Where are they now - Chris Boadle (SPC 1997-2002)
author: Lorrie Liston
The College reconnects with Chris Boadle (SPC 1997-2002) who is now working as a retail customer executive for NAB, but credits learning how to cook at St Patrick’s for helping him impress his now fiancé Rhiarna with his special ‘SPC brand’ of homemade chicken and corn risotto.
Where has life taken you since leaving SPC?
Since leaving St Patrick’s, I have completed a Double Degree (Commerce/Management) at the University of Ballarat (now Federation University). After graduating, I wasn’t quite sure what industry to move into, and I did a couple of short stints in sales roles before joining the NAB. I moved through some entry level roles fairly quickly and it was at the NAB that I found my passion for leadership and helping get the best out of others. I have done a variety of roles in nearly eight years with NAB. In my current role, I’m a Retail Customer Executive, where I oversee the operations and business performance of all our retail branches across greater South West Victoria.
What are your favourite memories of your time at St Patrick’s College?
· Attending my first boat race and marching from the school over to the lake with my mates, dressed up and screaming like mad men;
· Sprinting to the tuck shop every day to beat the line and get my chicken burger, donut and a bottle of Portello;
· Playing ‘downball’ most recess and lunchtimes. It’s amazing how many concrete surfaces you can turn into a downball court!
· Being in the swimming team every year and smashing all the other schools every carnival, being motivated by the famous annual speech delivered by Brother Brian Davis where he would scream at everyone ‘You’ve gotta swim ya bloody guts out!’;
· The Year 9 social with Loreto where I wore my dad’s shirt that was a million sizes too big;
· Learning how to make a Chicken and Corn Risotto in Food Tech. I tested it on my mum and she approved, and then it was the first meal I cooked for my now fiancé Rhiarna who also approved, so it’s really stuck with me!
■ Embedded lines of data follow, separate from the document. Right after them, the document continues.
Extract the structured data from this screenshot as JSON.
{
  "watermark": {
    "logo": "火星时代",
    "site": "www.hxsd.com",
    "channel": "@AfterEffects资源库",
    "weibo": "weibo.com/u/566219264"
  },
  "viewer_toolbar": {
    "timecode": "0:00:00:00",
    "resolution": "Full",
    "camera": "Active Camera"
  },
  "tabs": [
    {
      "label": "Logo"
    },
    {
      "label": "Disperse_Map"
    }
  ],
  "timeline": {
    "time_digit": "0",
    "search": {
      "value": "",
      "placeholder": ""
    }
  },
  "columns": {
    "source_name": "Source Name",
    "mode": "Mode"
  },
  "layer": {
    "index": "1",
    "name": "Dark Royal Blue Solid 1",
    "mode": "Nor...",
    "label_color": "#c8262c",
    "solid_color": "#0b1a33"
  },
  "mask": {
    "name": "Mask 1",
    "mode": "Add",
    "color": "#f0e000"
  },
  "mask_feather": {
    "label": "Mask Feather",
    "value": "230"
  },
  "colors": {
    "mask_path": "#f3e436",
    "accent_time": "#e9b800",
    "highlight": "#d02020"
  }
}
· Winning the senior school’s basketball grand final with all my mates.
Which teacher from your time at SPC had the greatest impact on you? Why?
I think most of the teachers at St Patrick’s were probably glad to see the back of me, but I’d have to say Mr Watson (Andrew). He was my Year 12 Accounting teacher and he was just a quiet, unassuming guy who was always happy to help and had a really friendly nature.
How has your education shaped your professional life?
I think what education teaches you is that you get out what you put in. To get through VCE and achieve a result you want, you have to push outside your comfort zone at times to challenge yourself to think differently and learn new things. Even if it means doing something you don’t want to do, or make a sacrifice now to get an outcome later. I think that’s the same in your professional life, you will always reach a certain point where you are ‘unconsciously competent’ (on autopilot) and you need to challenge yourself to get outside your comfort zone and learn something new. I think this is why I’ve been able to move through various roles fairly quickly as I like to push myself.
How has your time at SPC shaped your personal values and your family life?
The entire six years were some of the best years of my life, a close group of my best friends from Year 7 I am still great friends with today, which says a lot about the strength of the bonds you make at SPC. I don’t have a family yet but my mates from St Patrick’s are more like brothers.
If you could pass on one message to the students of today, what would it be?
Enjoy your time because when you get into the real world, you’ll probably do anything to go back and experience it all again! The other thing I would say is that you need to have balance, there are so many opportunities SPC will give you along the way that you should make the most of that privilege. You might regret giving up on these to study ridiculous hours and burning yourself out just to get a score. Not getting the marks you need to get into a certain university/course is not the end of the world, if the first option doesn’t work out, there will always be another way!